There is some great characterization all around, in fact. Clara's flippancy and borderline death wish are developed, but this is also the 12th Doctor at his giddiest, his head spinning with possibilities and impossibilities. Giddy, but no less irascible, showing beautiful contempt for the 70s-style bureaucrat in charge, his impatience at how slow everyone is compared to him, and his Siskoid-like refusal to give high fives. Clara-as-teacher plays a part thanks to some hilarious flash cards she's made for the Doctor so he can express proper emotions and tolerance (my favorite definitely the one meant for Sarah Jane Smith at the end of The Hand of Fear). And even among the guest crew, the characters are well delineated archetypes, with the deaf commander Cass (played by truly deaf actress Sophie Stone) and her interpreter, Lunn, struggling to follow the Doctor's words, a highlight. Obviously, her ability to read lips figures into the plot, but she's a better drawn character than most even without that function. Her fear and courage both feel real, and she's far more able to stand up to the Doctor than those who hear his voice.

Whithouse even manages to cover for his story's main weakness - how quickly the Doctor interprets the message transmitted by all these hijacked souls - with dialog about an earworm infection, the words (and possibly their meaning, for someone as clever as the Doctor) already implanted and rewriting everyone's brains (except for Lunn's, who has yet to see the magic words). Well, okay, the Clara hologram apparently beamed in with the sonic glasses' wi-fi is something of a cheat too, and probably what we were all thinking the cliffhanger was. The Doctor prefigures his going back in time to the flooded location by saying he had to go back to the beginning of his investigation, but the promise of a timey-wimey resolution brings unexpected joy.

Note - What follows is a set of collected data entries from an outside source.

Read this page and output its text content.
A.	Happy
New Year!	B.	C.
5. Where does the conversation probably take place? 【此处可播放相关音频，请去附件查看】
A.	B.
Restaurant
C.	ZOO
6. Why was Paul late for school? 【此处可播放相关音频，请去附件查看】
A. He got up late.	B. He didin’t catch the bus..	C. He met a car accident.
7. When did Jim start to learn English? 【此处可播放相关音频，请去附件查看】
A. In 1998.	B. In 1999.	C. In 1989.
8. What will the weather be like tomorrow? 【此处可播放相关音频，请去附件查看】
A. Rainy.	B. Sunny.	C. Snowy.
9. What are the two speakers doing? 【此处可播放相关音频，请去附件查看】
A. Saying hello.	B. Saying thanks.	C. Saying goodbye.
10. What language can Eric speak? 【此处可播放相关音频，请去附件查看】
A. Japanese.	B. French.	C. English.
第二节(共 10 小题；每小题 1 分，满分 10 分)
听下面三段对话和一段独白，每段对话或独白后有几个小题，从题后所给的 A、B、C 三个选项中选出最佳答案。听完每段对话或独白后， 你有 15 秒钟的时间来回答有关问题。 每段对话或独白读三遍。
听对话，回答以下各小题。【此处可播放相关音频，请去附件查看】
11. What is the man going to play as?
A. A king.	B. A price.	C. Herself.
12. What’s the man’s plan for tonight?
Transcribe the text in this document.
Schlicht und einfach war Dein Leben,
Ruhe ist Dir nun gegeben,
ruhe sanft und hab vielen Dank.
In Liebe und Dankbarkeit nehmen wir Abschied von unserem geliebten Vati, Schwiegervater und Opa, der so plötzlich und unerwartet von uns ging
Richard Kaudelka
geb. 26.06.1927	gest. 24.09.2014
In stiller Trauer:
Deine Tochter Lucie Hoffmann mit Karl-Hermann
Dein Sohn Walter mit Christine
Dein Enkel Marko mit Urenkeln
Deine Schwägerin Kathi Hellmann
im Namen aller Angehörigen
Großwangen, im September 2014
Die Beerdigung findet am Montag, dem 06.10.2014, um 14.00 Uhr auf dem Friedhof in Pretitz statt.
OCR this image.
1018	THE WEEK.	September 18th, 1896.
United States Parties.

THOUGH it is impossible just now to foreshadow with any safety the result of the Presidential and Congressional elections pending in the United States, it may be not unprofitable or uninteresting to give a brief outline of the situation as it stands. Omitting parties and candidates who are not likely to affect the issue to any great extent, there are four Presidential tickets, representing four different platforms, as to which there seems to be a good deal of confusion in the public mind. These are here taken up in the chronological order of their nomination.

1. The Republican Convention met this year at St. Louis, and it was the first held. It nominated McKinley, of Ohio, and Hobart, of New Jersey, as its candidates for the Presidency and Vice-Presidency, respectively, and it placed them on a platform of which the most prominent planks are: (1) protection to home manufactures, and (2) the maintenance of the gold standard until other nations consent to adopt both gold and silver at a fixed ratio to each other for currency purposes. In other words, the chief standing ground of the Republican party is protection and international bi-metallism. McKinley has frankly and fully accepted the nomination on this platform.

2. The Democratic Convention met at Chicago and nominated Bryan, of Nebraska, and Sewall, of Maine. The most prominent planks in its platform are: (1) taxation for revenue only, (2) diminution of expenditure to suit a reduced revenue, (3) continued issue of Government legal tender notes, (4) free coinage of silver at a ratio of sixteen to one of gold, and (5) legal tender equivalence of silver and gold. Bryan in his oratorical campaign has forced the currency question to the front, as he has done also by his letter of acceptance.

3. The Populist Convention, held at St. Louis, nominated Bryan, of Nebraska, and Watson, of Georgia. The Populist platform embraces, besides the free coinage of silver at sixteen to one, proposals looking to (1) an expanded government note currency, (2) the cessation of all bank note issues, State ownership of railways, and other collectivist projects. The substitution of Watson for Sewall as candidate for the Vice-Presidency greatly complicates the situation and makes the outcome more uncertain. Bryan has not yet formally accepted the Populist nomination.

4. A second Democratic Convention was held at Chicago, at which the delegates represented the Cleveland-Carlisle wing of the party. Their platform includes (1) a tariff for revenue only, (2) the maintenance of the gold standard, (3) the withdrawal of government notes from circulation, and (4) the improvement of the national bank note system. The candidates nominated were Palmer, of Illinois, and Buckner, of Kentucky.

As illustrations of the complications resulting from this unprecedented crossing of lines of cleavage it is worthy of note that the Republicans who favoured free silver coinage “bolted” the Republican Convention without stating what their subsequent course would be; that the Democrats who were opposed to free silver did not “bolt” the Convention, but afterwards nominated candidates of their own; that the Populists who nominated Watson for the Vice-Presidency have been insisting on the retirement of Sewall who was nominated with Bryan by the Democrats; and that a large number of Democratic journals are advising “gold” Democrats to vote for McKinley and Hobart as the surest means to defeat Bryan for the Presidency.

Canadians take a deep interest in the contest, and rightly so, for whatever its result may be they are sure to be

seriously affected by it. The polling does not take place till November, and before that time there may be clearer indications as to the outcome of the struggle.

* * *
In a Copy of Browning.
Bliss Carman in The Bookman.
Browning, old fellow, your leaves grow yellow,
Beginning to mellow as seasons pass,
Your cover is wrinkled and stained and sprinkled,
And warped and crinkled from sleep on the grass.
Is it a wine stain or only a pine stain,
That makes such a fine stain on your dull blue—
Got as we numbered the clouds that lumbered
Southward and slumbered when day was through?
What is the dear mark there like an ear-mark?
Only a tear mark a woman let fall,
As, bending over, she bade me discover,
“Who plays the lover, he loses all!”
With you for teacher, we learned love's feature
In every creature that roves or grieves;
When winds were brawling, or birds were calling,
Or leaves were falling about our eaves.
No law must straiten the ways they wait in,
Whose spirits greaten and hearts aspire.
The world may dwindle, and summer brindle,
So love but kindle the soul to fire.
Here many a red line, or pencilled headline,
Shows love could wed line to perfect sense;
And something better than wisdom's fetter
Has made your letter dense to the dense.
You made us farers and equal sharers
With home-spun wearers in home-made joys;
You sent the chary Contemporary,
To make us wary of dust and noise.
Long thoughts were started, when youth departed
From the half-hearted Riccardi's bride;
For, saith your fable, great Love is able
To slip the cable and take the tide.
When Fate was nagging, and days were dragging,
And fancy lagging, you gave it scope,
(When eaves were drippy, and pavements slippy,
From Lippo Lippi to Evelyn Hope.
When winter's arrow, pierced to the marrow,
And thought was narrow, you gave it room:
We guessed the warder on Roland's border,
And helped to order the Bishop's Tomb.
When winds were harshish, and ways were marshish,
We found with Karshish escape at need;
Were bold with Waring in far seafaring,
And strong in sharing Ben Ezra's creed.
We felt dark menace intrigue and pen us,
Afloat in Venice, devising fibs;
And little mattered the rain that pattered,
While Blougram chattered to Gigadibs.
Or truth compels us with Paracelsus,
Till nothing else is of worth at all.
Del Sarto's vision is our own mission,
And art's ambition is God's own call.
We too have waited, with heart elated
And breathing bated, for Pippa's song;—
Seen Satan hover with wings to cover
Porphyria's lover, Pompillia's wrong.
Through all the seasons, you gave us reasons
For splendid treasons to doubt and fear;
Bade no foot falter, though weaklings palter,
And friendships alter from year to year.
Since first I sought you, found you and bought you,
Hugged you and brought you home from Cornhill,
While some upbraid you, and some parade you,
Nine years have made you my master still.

REWATCHABILITY: Medium-High - The set-up lacks originality, but the execution features some generally excellent plotting and characterization.

Comments

LondonKdS said…
Having Cass be a deaf character played by an actually deaf actress was a great idea, but it meant that I could not stop thinking of how stupid it was to have a member of a military team who could communicate with only one other member of it, given what would happen if that person died or was incapacitated. Of course, the actual reason for that was because even Moffat couldn't persuade the BBC to have large proportions of two full episodes of "Doctor Who" be in a minority language with subtitles.